In crystallography, the monoclinic crystal system is one of the seven crystal systems. A crystal system is described by three vectors. In the monoclinic system, the crystal is described by vectors of unequal lengths, as in the orthorhombic system. They form a parallelogram prism. Hence two pairs of vectors are perpendicular (meet at right angles), while the third pair makes an angle other than 90°.

==Bravais lattices==

Two monoclinic Bravais lattices exist: the primitive monoclinic and the base-centered monoclinic.

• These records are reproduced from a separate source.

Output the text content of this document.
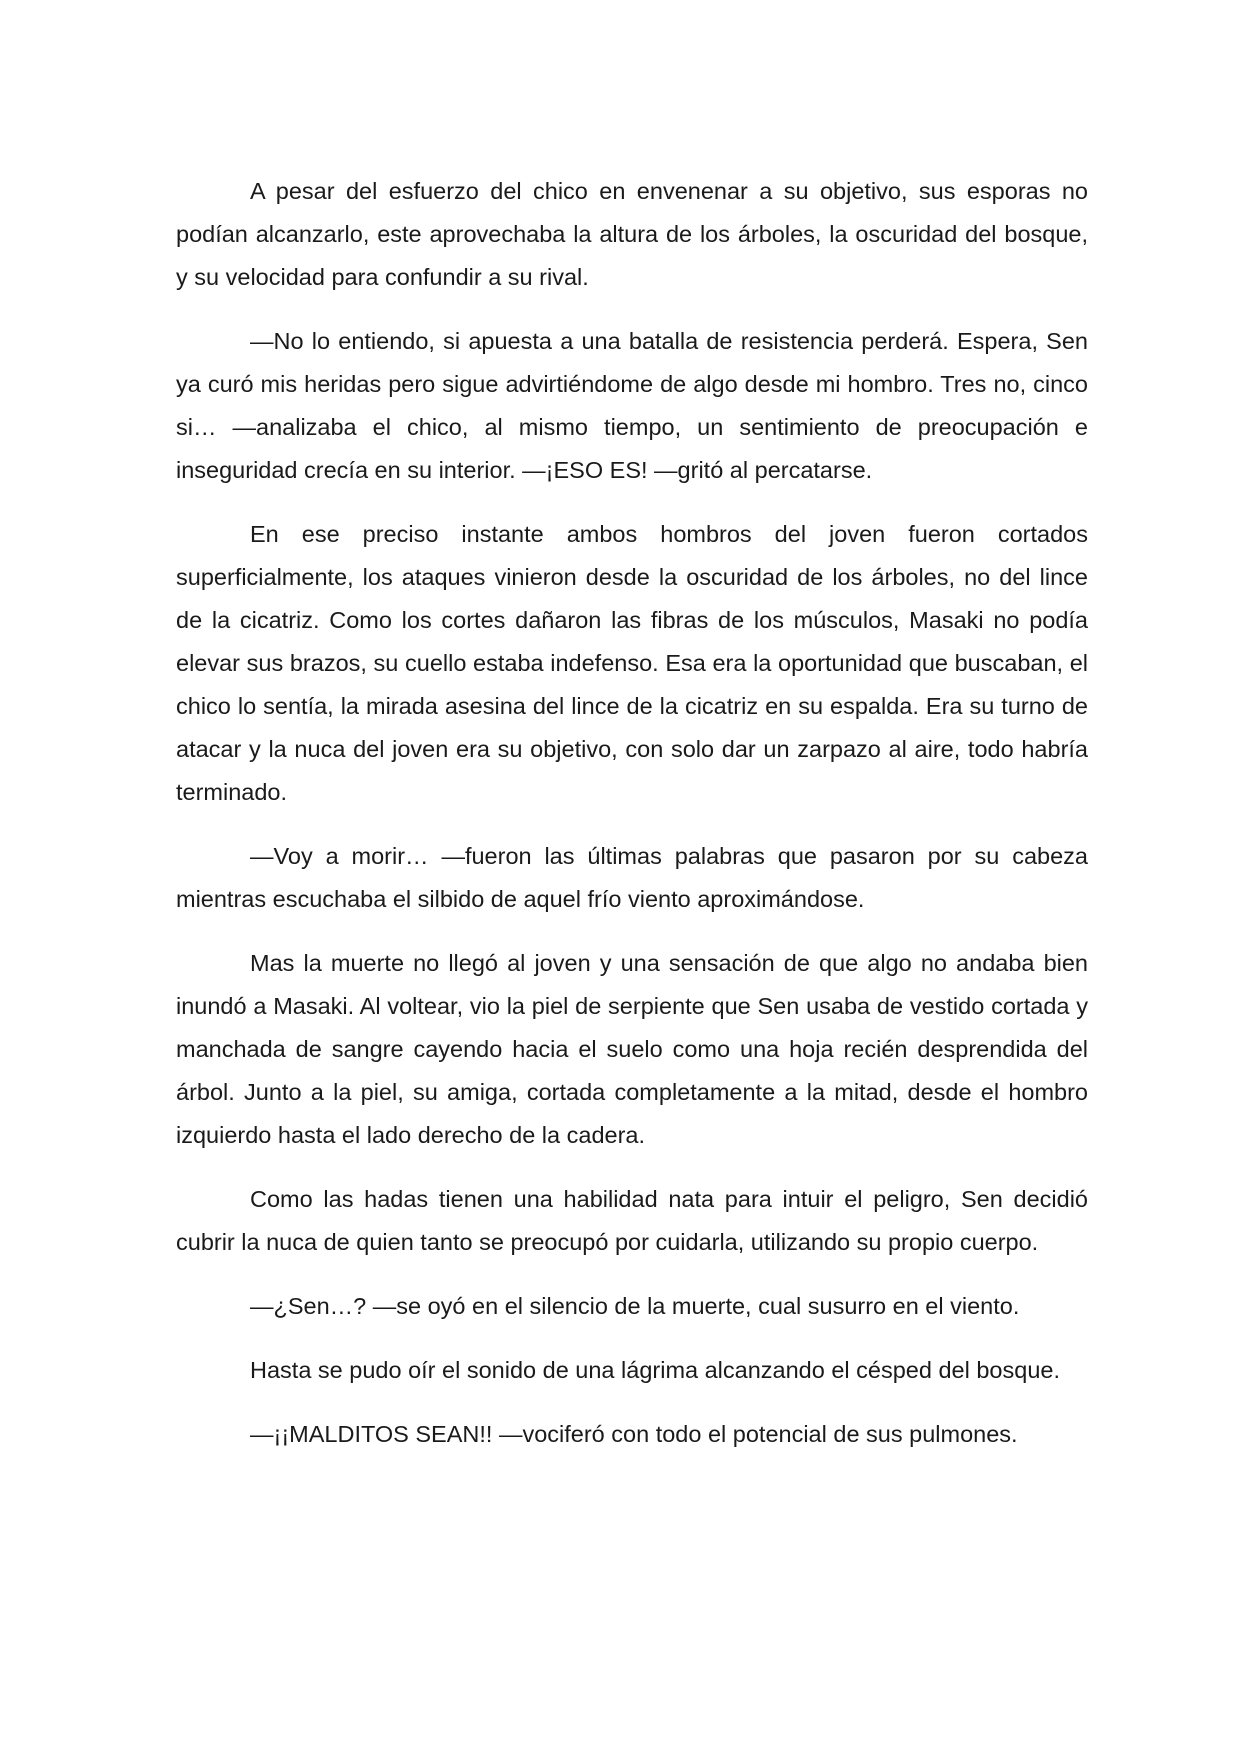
A pesar del esfuerzo del chico en envenenar a su objetivo, sus esporas no podían alcanzarlo, este aprovechaba la altura de los árboles, la oscuridad del bosque, y su velocidad para confundir a su rival.

—No lo entiendo, si apuesta a una batalla de resistencia perderá. Espera, Sen ya curó mis heridas pero sigue advirtiéndome de algo desde mi hombro. Tres no, cinco si… —analizaba el chico, al mismo tiempo, un sentimiento de preocupación e inseguridad crecía en su interior. —¡ESO ES! —gritó al percatarse.

En ese preciso instante ambos hombros del joven fueron cortados superficialmente, los ataques vinieron desde la oscuridad de los árboles, no del lince de la cicatriz. Como los cortes dañaron las fibras de los músculos, Masaki no podía elevar sus brazos, su cuello estaba indefenso. Esa era la oportunidad que buscaban, el chico lo sentía, la mirada asesina del lince de la cicatriz en su espalda. Era su turno de atacar y la nuca del joven era su objetivo, con solo dar un zarpazo al aire, todo habría terminado.

—Voy a morir… —fueron las últimas palabras que pasaron por su cabeza mientras escuchaba el silbido de aquel frío viento aproximándose.

Mas la muerte no llegó al joven y una sensación de que algo no andaba bien inundó a Masaki. Al voltear, vio la piel de serpiente que Sen usaba de vestido cortada y manchada de sangre cayendo hacia el suelo como una hoja recién desprendida del árbol. Junto a la piel, su amiga, cortada completamente a la mitad, desde el hombro izquierdo hasta el lado derecho de la cadera.

Como las hadas tienen una habilidad nata para intuir el peligro, Sen decidió cubrir la nuca de quien tanto se preocupó por cuidarla, utilizando su propio cuerpo.

—¿Sen…? —se oyó en el silencio de la muerte, cual susurro en el viento.

Hasta se pudo oír el sonido de una lágrima alcanzando el césped del bosque.

—¡¡MALDITOS SEAN!! —vociferó con todo el potencial de sus pulmones.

| Bravais lattice | Primitive monoclinic | Base-centered monoclinic |
|---|---|---|
| Pearson symbol | mP | mS |
| Unit cell |  |  |

The body-centered and face-centered monoclinic lattices are equivalent to the base-centered monoclinic lattice with different choice of axes, while the B side-centered monoclinic lattice (with centerings on the parallelogram faces) is equivalent to the primitive monoclinic lattice with different choice of axes.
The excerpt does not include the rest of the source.